La nuova dinamica del malware, che ha come scopo principale il ritorno finanziario a favore degli autori, sta danneggiando anche i giochi online. I criminali cibernetici cercano di recuperare i dati di installazione e di accesso ai giochi degli utenti, di rubare i risultati delle partite dei giocatori ed il denaro virtuale utilizzabile solo nel gioco per conquistare armi, poteri etc. Dato lo sforzo necessario per conseguire tutti questi elementi, molte persone sono disposte a pagare per ottenerli, per raggiungere facilmente livelli elevati nella partita e migliorare la loro reputazione. In questo modo, l’economia virtuale del gioco si traduce in profitti reali a favore dei criminali cibernetici.

Con l’aumento del numero di giochi online, avviene un corrispondente accrescimento delle possibilità di lucro attraverso questo genere di attività. C’è il rischio, infatti, che possa essere organizzato un nuovo modello di business dalla cyber-mafia per il furto di elementi virtuali, all’apparenza senza valore, che vengono in seguito messi in vendita ad utenti disposti a pagare con denaro reale per acquisirli.
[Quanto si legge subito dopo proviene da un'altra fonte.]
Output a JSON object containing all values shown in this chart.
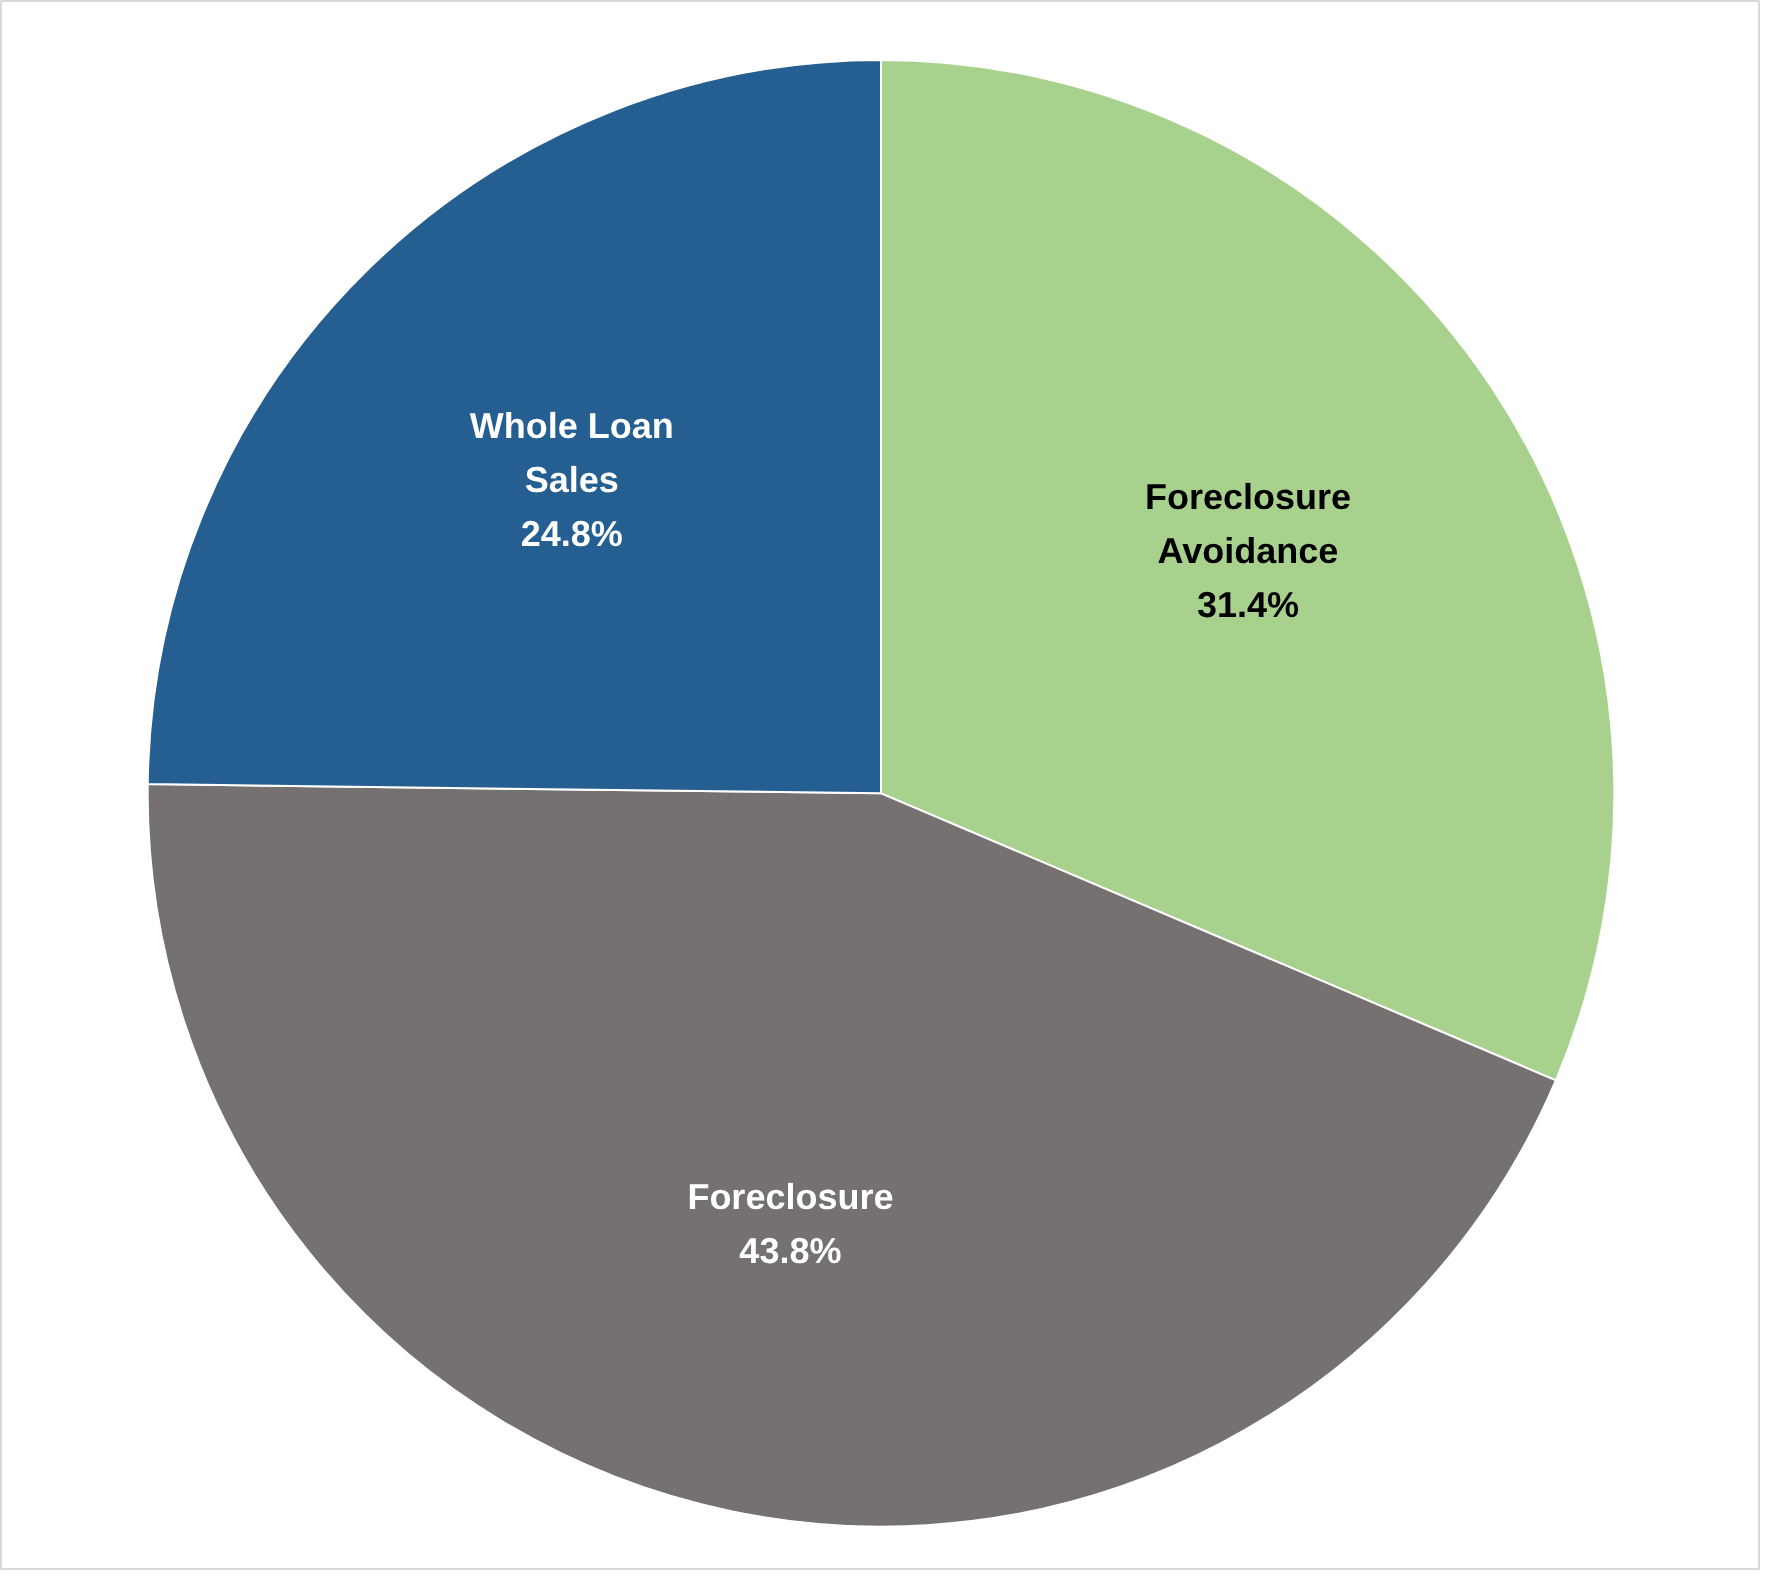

I codici maligni che più frequentemente colpiscono i giochi online sono i Trojan. Il virus Lineage ruba i dati di login di un giocatore, permettendo ad un altro utente di utilizzare il denaro virtuale per comprare armi, privilegi o capacità all’interno del gioco. Le diverse variabili del virus Legmir colpiscono i giocatori di “Legend of Mir”, con il furto delle password. Gaobot e le sue varianti, più conosciuti per le loro caratteristiche di bot, svolgono il proprio ruolo nella trama, rubando le Cd-Keys di molti giochi, diffondendosi verso nuove vittime potenziali. Nello stesso modo, cercano di aprire una backdoor su un computer infettato per renderlo vulnerabile a futuri attacchi. I giocatori di “World of Warcraft” potrebbero essere colpiti da Trj/WoW.

Inoltre, è importante considerare il danno che questo tipo di malware rappresenta alle aziende creatrici di giochi, perchè permette ad utenti non autorizzati di giocare gratuitamente, utilizzando dati di login o Cd Keys rubati. Anche se le società bloccassero l’accesso a queste key per evitare la frode, anche gli utenti legittimati sarebbero bloccati, creando confusione e disagio, fornendo un’impressione negativa dell’azienda.

Un consiglio per i giocatori che desiderano tutelare i loro dati o risultati delle partite è quello di assicurarsi di utilizzare un software legale che abbia la garanzia di essere autentico e di non essere stato manomesso da terze parti. Un modo per diffondere questo genere di software maligno è l’invio di file infetti, che promettono particolari benefici o profitti, attraverso messaggi di posta elettronica o via chat. È consigliato agli utenti di non aprire alcun allegato che non provenga da una fonte certa.